Stuxnet style attacks have become the weapon of choice for those involved in cyber warfare. Discovered in 2010 and commonly labeled the “Trojan Horse” of the 21st Century, Stuxnet is a computer worm that attaches itself deep into a computer system (usually SCADA equipment), corrupting files and reprogramming code. These worms specifically target critical applications and industries such as military networks, industrial controls and financial institutions. Stuxnet continues to be the largest viral threat in cyberspace today. In fact, it’s what many experts believe is targeting Iran’s nuclear program. Originally, most thought the Stuxnet virus was built to steal secret codes or factory formulas in Siemens automation software, enabling terrorists or malicious users to counterfeit devices. Experts now believe that is not the case, the Stuxnet worm looks specifically for Siemens software based equipment that has the exact settings needed to inject its code and reprogram the PLD or programmable logic device for the application. Stuxnet has also destroyed major operating systems in Indonesia and India to date.

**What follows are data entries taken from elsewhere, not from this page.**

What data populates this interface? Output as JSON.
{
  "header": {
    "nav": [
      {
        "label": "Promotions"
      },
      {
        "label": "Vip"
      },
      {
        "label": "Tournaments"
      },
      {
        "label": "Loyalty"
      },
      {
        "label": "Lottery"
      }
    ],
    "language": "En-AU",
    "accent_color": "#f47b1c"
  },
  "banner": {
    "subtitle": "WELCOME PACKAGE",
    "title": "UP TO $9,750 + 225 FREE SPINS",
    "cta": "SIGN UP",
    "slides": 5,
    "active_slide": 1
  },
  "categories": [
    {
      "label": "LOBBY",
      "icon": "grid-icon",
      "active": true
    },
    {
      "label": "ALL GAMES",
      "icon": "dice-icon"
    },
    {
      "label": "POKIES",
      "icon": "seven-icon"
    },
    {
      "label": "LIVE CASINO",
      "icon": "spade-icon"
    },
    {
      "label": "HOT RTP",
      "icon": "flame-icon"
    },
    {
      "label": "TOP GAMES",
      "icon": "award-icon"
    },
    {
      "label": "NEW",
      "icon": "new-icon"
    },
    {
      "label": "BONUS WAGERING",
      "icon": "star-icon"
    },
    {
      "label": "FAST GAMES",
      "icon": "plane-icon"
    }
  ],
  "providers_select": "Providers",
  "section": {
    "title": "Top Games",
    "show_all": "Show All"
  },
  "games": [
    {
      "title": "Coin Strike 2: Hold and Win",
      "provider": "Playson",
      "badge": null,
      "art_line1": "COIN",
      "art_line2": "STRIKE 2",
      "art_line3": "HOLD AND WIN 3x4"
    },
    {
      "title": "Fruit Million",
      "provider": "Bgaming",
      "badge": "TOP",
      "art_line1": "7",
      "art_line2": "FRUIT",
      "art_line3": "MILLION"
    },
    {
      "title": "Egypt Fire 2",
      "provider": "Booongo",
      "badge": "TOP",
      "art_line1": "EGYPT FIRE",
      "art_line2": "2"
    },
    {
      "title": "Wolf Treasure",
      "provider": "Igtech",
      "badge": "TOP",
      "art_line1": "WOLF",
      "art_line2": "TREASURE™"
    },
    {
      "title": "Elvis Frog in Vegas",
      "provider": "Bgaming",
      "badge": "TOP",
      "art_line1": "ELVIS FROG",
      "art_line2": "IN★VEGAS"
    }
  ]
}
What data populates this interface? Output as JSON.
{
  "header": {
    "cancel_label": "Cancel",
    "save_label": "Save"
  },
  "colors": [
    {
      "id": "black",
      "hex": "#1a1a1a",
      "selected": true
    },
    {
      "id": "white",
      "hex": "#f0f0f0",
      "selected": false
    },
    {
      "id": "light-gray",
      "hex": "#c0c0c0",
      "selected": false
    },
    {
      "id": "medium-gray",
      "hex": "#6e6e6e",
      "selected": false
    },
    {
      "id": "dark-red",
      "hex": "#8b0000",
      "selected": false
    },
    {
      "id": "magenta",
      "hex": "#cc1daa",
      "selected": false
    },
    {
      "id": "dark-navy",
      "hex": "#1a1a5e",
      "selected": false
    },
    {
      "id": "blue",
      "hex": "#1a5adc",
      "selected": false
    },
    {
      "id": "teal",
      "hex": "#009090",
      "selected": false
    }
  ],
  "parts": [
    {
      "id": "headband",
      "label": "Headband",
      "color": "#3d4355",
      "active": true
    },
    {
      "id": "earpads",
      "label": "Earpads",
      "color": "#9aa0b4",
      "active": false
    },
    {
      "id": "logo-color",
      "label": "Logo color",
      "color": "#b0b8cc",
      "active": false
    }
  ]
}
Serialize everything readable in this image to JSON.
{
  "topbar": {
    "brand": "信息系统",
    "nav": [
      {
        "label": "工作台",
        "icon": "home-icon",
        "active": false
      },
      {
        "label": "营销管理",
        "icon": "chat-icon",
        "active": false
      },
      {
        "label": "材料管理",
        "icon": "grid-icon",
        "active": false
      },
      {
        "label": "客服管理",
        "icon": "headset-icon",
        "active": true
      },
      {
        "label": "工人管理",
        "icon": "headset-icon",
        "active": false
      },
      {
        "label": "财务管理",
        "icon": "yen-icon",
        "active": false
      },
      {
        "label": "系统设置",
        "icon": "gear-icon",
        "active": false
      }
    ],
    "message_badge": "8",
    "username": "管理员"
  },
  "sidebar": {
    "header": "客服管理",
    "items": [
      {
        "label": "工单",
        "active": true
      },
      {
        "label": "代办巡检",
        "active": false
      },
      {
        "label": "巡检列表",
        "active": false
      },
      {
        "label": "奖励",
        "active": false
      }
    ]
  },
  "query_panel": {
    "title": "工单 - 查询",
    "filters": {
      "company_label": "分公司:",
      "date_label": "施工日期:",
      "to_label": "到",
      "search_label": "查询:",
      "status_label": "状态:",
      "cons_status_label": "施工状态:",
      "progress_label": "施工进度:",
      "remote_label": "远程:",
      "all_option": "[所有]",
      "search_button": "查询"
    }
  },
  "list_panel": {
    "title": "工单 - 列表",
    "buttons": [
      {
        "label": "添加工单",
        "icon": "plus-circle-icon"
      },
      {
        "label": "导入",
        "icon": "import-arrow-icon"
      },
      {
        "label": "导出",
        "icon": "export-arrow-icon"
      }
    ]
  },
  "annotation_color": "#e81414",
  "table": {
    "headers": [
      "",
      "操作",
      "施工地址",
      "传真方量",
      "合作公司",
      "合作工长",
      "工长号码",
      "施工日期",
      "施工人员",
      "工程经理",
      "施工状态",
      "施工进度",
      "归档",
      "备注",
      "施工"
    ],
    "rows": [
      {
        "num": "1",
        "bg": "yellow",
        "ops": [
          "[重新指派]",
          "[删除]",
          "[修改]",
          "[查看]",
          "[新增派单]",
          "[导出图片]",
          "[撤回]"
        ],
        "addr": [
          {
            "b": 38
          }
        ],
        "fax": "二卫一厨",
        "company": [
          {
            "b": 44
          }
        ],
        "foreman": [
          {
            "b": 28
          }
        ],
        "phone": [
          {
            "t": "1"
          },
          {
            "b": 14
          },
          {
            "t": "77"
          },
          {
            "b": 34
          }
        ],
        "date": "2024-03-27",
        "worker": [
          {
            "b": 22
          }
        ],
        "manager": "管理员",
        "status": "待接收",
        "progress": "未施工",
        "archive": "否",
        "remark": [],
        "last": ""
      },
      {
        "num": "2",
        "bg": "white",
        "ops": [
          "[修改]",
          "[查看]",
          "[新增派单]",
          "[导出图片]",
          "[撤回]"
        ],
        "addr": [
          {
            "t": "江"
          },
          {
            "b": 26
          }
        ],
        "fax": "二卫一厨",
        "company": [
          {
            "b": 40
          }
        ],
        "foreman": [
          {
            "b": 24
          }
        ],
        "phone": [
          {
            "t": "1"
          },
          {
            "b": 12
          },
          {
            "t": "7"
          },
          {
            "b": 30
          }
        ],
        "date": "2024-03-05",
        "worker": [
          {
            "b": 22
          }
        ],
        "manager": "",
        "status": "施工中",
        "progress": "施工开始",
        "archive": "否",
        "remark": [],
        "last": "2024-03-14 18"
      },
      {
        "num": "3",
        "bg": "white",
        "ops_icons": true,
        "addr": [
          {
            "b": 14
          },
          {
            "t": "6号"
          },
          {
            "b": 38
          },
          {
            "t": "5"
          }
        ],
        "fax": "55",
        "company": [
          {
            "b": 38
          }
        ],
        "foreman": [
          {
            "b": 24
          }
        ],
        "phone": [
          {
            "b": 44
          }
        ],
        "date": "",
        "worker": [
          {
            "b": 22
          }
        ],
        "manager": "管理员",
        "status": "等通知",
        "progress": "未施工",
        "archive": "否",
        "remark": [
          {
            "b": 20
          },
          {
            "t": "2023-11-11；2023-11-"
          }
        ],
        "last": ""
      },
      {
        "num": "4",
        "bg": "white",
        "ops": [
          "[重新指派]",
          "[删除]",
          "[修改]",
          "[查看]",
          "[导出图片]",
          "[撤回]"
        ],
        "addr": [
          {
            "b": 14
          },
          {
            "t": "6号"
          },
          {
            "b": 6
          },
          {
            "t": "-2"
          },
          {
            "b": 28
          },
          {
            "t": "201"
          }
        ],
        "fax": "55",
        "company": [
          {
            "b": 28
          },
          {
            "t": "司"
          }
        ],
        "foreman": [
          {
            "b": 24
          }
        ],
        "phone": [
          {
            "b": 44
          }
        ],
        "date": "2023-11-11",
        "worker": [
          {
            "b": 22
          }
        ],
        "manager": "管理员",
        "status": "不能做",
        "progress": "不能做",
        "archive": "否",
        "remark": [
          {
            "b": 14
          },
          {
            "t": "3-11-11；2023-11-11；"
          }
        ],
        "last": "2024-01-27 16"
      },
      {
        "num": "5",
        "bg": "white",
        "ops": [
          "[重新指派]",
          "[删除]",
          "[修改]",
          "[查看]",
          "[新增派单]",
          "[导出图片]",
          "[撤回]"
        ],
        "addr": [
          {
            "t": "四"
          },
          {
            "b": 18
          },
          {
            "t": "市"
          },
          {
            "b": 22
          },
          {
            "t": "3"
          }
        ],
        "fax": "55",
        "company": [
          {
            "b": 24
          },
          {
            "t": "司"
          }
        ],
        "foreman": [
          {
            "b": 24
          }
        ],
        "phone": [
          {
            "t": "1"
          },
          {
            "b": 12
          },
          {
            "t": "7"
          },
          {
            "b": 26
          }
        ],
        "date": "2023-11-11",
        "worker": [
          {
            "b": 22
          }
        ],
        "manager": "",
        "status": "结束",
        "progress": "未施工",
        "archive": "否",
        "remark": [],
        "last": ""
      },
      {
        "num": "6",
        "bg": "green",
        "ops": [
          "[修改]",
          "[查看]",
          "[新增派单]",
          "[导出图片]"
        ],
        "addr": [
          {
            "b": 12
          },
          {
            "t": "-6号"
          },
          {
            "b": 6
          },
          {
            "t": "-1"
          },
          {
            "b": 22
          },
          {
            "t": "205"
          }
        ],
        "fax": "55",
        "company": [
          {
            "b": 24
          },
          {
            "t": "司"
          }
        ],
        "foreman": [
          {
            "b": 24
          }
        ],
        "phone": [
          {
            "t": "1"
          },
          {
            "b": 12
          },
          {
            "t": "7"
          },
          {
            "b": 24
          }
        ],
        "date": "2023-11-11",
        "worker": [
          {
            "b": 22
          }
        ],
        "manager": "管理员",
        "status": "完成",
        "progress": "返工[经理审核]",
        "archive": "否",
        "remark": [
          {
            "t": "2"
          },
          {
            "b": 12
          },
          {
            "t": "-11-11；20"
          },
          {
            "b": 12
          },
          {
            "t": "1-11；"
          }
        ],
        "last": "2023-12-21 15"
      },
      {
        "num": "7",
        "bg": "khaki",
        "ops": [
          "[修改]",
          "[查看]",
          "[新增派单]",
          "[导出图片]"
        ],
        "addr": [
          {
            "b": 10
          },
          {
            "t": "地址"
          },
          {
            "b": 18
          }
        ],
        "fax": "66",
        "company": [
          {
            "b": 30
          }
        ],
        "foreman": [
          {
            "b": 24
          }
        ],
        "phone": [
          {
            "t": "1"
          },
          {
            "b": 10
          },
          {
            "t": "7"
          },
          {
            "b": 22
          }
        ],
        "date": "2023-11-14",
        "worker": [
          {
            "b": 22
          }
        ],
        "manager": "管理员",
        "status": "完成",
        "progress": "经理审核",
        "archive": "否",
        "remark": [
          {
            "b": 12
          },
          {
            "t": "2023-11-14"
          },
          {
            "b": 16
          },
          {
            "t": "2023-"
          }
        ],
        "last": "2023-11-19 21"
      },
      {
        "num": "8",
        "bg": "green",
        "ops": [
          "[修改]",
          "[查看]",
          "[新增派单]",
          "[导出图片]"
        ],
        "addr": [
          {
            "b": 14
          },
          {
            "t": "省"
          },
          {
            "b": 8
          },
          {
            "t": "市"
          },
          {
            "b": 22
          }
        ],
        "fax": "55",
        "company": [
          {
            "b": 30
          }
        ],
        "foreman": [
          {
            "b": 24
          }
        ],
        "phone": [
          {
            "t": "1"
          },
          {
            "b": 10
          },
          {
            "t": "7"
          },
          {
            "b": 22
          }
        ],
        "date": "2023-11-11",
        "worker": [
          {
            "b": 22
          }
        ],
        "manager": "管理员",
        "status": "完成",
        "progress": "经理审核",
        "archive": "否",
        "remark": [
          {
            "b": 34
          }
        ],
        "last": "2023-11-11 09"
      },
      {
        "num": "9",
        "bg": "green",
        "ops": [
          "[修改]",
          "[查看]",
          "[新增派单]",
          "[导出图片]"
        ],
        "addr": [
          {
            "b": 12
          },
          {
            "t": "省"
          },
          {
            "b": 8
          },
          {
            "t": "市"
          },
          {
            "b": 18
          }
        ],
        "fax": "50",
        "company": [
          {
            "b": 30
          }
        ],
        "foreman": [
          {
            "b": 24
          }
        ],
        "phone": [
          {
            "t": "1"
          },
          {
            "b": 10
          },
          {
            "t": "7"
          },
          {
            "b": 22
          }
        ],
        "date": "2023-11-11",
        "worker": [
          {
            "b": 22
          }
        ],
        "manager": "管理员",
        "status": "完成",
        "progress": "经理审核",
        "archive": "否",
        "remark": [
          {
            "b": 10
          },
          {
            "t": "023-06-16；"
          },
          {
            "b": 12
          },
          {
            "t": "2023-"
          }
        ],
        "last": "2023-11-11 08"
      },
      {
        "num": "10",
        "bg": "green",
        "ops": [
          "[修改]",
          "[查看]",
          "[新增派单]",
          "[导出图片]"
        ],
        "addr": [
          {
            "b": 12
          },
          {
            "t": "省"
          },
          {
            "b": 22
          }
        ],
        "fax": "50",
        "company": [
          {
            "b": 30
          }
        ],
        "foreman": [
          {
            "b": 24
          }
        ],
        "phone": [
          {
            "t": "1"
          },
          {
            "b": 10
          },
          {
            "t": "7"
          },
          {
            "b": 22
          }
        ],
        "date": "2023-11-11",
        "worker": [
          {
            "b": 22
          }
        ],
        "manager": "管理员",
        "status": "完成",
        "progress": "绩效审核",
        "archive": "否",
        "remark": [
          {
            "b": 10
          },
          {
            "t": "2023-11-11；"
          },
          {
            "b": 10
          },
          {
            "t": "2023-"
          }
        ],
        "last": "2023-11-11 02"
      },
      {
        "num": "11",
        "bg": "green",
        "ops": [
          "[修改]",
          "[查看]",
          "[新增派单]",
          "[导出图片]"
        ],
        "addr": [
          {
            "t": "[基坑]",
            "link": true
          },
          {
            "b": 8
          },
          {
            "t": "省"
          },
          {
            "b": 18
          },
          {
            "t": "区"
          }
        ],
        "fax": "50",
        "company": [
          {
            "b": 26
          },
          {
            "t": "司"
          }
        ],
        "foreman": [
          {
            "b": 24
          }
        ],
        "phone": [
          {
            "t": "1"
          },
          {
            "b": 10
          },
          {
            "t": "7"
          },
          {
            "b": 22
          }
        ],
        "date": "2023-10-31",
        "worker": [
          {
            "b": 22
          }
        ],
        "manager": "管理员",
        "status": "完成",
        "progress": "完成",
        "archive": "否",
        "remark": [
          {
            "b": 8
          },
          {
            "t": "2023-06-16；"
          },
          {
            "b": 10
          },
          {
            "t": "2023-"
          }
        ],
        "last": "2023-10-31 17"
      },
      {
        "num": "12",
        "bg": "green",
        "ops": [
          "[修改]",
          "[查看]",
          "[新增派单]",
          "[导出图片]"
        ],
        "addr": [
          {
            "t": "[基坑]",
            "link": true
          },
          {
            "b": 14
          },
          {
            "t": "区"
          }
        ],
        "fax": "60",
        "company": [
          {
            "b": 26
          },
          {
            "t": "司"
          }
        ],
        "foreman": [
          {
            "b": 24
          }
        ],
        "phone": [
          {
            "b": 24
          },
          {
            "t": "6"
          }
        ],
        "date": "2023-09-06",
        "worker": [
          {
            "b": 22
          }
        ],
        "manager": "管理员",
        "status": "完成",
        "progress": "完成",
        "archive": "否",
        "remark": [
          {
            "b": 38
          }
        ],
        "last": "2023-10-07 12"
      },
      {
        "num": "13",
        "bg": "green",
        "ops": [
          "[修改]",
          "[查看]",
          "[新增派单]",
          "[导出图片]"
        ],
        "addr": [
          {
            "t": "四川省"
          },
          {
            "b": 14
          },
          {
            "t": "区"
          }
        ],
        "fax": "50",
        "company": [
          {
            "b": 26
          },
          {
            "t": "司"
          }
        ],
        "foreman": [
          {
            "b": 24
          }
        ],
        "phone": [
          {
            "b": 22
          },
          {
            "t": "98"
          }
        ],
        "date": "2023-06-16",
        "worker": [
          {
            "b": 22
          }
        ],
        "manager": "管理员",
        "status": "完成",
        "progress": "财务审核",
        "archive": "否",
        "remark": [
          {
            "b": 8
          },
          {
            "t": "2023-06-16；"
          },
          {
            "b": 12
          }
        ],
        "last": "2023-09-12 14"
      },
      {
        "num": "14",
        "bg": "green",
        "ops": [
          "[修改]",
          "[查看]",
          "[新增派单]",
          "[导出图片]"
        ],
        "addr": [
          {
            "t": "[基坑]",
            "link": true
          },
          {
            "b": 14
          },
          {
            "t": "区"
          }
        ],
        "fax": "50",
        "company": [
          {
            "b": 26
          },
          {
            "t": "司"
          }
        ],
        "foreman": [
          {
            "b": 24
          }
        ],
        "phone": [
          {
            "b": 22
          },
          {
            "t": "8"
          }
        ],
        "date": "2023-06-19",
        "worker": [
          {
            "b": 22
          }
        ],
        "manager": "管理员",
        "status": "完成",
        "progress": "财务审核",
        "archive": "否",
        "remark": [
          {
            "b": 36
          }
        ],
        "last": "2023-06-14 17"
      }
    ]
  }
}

Researchers from The University of Cambridge further conclude the Actel backdoor entry was deliberately designed into the silicon. Some are pointing the finger towards China where the chips were actually manufactured, however, Skorobogatov is now stating that he does not believe that to be the case. This has sparked much debate in the chip community and again raises the question as to why some of our highest security electronic devices are being made in a region that is widely known for stealing intellectual property rights and leading the trend in counterfeiting devices. Even if this case isn’t found to be designed with malicious intent, doesn’t this keep the door wide open for that to happen in the future?
Robert Graham, an industry expert from Errata Security posted a response to the claims of deliberate backdoor intent on his blog, stating “It could just be part of the original JTAG building-block. Actel didn’t design their own, but instead purchased the JTAG design and placed it on their chips. They are not aware of precisely all the functionality in that JTAG block, or how it might interact with the rest of the system. I’m betting that Microsemi/Actel know about the functionality, but thought of it as a debug feature, rather than a backdoor. It’s remotely possible that the Chinese manufacturer added the functionality, but highly improbable. It’s prohibitively difficult to change a chip design to add functionality of this complexity.”
Graham went on to say, “On the other hand, it’s easy for a manufacturer to flip bits. Consider that the functionality is part of the design, but that Actel intended to disable it by flipping a bit turning it off. A manufacturer could easily flip a bit and turn it back on again. In other words, it’s extraordinarily difficult to add complex new functionality, but they may get lucky and be able to make small tweaks to accomplish their goals.”
Finally, last week a much anticipated response by Microsemi was made in a statement in regards to the security findings by the Cambridge researcher team and posted it on their website. Microsemi is denying that any “backdoor” entry in their ProASIC3 chip was deliberately designed that enables the circumvention of security. They further claim the UK Security Research Team has not contacted them in regards to their findings.